Whether any movie can make a difference at one of the lowest points in human history seemed a recurring question. A panel discussion called "The Times, Did They A-Change?" (couldn't they have at least changed the title?) concluded only that, in a global market, the antiquated "counterculture" might sell better as a multinational concept. The movies, to their credit, held even less faith in their own power. The young American whistleblower of the devastating Darfur doc The Devil Came on Horseback learns the hard way that practically no one is listening even (or especially) when the message has to do with genocide, while the anti-apathy film Everything's Cool messily wonders whether the climate can withstand activist infighting—and how to capitalize on An Inconvenient Truth.

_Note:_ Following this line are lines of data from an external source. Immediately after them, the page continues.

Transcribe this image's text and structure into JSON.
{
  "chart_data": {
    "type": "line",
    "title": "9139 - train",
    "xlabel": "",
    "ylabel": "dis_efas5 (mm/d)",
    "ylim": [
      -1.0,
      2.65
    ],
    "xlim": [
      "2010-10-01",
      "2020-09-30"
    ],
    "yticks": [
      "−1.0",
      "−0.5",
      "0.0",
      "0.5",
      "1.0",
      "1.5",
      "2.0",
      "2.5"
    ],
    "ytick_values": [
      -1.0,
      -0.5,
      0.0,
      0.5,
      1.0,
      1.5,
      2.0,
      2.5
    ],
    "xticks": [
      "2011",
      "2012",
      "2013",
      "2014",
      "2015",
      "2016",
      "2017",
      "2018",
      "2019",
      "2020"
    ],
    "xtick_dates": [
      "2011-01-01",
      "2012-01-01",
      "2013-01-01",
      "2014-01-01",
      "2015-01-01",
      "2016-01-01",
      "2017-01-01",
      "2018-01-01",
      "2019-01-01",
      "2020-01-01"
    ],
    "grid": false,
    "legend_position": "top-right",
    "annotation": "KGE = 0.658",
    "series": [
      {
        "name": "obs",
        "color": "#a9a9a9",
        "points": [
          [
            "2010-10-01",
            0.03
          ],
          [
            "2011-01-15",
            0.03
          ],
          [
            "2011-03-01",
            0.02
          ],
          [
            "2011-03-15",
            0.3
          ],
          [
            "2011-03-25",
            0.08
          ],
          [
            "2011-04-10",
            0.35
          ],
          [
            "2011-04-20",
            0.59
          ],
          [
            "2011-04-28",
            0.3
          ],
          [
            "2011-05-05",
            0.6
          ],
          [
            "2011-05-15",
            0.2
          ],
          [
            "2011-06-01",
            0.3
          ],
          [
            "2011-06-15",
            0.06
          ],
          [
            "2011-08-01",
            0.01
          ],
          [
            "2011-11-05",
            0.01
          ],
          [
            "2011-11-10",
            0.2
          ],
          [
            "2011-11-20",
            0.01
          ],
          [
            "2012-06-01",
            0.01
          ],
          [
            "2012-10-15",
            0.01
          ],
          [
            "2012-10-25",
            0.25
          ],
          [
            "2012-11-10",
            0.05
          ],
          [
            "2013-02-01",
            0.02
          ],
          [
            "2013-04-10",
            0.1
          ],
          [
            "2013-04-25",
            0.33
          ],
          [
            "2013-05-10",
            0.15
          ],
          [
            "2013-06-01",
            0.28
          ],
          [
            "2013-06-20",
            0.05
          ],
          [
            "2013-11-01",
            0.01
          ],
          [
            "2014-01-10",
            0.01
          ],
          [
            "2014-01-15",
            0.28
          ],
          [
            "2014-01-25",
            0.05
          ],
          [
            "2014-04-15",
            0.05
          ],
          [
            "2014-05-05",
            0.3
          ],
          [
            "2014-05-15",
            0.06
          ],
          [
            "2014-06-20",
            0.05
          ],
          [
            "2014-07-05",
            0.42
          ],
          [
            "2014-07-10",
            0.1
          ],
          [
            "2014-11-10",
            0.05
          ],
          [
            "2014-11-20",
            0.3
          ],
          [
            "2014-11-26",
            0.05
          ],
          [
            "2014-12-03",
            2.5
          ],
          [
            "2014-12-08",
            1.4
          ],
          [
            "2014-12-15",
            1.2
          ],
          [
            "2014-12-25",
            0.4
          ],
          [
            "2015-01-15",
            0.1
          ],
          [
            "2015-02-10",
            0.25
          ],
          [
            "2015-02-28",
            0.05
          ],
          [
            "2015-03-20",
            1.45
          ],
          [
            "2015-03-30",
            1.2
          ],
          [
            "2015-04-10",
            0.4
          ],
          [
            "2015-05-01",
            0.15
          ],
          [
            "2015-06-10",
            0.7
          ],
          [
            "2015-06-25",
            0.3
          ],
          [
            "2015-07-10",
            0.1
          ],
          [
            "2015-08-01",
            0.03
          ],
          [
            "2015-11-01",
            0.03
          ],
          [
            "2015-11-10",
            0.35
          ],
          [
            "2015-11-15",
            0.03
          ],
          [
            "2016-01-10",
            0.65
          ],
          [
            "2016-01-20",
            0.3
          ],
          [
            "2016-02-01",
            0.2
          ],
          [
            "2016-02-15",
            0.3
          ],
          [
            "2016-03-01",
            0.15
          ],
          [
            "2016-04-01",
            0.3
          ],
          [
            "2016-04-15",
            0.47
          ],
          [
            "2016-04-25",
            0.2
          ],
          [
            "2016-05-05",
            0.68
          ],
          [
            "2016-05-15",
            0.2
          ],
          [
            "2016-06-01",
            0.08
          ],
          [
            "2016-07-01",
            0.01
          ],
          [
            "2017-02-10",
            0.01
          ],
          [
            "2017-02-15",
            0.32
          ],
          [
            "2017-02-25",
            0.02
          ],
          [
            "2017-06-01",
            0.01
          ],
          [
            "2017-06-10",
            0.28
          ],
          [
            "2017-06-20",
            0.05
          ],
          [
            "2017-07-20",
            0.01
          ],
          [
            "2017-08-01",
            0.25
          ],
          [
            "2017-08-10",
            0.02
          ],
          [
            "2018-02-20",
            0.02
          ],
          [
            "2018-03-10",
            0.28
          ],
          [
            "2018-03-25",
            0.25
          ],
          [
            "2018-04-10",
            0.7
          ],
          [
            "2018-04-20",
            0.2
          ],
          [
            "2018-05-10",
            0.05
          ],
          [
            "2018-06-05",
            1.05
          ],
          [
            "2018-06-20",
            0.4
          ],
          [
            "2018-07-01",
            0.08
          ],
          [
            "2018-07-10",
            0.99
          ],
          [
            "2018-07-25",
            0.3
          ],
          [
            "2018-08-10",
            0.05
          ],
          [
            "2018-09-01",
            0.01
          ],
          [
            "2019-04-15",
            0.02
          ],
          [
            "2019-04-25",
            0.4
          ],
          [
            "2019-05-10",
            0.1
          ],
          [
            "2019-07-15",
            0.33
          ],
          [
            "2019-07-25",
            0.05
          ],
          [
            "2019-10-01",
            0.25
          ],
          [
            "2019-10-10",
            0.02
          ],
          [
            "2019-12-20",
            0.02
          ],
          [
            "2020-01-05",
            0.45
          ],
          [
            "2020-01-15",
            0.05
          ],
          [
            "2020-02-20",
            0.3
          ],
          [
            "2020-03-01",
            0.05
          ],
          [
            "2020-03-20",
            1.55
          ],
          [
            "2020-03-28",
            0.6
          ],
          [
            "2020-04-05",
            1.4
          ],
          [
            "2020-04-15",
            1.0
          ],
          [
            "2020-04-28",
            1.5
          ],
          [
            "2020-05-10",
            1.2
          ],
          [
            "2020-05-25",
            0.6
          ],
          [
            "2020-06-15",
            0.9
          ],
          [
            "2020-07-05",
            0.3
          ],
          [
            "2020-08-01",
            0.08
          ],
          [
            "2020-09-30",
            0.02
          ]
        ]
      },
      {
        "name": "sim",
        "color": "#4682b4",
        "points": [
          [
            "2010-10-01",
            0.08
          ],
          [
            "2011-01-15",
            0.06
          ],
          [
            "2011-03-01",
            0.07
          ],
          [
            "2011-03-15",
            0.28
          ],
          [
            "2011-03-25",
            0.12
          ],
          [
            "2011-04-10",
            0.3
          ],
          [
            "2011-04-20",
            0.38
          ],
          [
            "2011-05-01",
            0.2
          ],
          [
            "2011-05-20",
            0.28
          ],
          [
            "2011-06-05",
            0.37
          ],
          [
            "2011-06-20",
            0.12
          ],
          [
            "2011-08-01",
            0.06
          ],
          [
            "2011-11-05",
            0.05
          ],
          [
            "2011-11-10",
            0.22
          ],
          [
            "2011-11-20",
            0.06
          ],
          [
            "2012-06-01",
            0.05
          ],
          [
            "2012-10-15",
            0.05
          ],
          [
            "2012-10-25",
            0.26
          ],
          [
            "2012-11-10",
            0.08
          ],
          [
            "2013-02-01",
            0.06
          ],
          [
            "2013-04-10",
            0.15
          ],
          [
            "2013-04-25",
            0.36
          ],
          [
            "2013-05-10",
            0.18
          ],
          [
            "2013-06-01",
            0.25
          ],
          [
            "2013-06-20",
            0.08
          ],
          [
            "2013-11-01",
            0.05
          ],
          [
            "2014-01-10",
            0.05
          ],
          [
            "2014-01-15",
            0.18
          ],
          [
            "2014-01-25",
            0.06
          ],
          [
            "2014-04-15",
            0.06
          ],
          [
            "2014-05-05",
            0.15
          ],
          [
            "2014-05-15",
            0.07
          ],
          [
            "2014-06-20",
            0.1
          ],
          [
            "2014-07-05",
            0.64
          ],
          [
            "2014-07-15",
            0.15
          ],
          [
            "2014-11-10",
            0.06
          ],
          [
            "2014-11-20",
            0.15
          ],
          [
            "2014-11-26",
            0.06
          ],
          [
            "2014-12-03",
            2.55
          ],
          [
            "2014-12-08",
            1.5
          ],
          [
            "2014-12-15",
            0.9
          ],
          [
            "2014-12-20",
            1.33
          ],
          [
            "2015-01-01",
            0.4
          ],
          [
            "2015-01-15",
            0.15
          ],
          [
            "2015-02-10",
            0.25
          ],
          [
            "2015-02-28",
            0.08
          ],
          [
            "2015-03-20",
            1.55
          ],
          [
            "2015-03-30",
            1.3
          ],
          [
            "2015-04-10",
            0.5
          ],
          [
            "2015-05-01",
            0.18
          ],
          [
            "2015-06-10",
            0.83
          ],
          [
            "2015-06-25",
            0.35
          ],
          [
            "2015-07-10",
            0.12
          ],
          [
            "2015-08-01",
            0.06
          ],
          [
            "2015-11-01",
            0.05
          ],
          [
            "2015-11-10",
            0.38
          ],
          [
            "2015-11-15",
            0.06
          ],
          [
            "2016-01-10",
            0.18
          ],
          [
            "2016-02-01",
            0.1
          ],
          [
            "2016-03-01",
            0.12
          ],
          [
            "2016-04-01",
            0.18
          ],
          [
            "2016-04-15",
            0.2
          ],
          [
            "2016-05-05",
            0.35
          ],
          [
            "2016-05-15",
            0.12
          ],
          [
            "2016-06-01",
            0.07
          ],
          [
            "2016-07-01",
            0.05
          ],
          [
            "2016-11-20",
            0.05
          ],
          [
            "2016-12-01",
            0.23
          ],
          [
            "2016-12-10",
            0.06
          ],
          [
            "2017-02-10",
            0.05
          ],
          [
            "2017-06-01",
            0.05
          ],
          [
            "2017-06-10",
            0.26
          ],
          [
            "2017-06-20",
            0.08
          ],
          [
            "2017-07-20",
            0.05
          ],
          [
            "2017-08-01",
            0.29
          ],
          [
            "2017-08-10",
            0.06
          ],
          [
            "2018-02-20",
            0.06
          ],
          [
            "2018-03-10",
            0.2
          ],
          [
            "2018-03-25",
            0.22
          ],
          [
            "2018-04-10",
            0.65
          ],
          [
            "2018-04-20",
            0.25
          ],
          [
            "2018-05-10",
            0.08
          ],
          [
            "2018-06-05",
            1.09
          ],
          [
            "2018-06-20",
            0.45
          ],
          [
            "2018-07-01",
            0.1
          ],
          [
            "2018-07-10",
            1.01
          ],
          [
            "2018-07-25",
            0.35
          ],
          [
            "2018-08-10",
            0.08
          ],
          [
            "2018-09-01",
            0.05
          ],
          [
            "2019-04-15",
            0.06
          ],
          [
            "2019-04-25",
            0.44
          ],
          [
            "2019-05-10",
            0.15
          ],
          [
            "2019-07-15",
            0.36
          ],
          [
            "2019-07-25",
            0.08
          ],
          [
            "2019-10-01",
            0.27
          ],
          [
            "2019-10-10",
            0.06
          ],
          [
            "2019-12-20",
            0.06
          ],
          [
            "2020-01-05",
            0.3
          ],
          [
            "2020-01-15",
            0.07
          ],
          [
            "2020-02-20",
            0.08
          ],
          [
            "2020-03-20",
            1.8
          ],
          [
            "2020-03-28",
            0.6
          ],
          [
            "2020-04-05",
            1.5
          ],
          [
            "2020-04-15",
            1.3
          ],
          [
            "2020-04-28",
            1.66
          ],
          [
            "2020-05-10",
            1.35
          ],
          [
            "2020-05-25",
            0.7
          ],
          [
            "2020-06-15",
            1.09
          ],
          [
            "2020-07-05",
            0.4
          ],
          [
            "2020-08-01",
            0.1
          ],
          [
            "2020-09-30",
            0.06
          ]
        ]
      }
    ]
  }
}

If a single screen can't hold the world's countless horrors, documentary rabble-rouser Travis Wilkerson (An Injury to One) did well to employ five, plus a folk-rock band, for his latest work, Soapbox Agitation #1: Proving Ground, a multimedia rumination on Lenin, Brecht, imperialism, anti-capitalism, and war that invigorated tiny crowds at the fest's New Frontier sidebar. Bracingly resistant to the festival's marketing/distribution model, Wilkerson ("Slave labor and theft are the foundations of American power!") says he may never again perform the show—a sadly suitable outcome for one of the only Sundance products that wasn't for sale.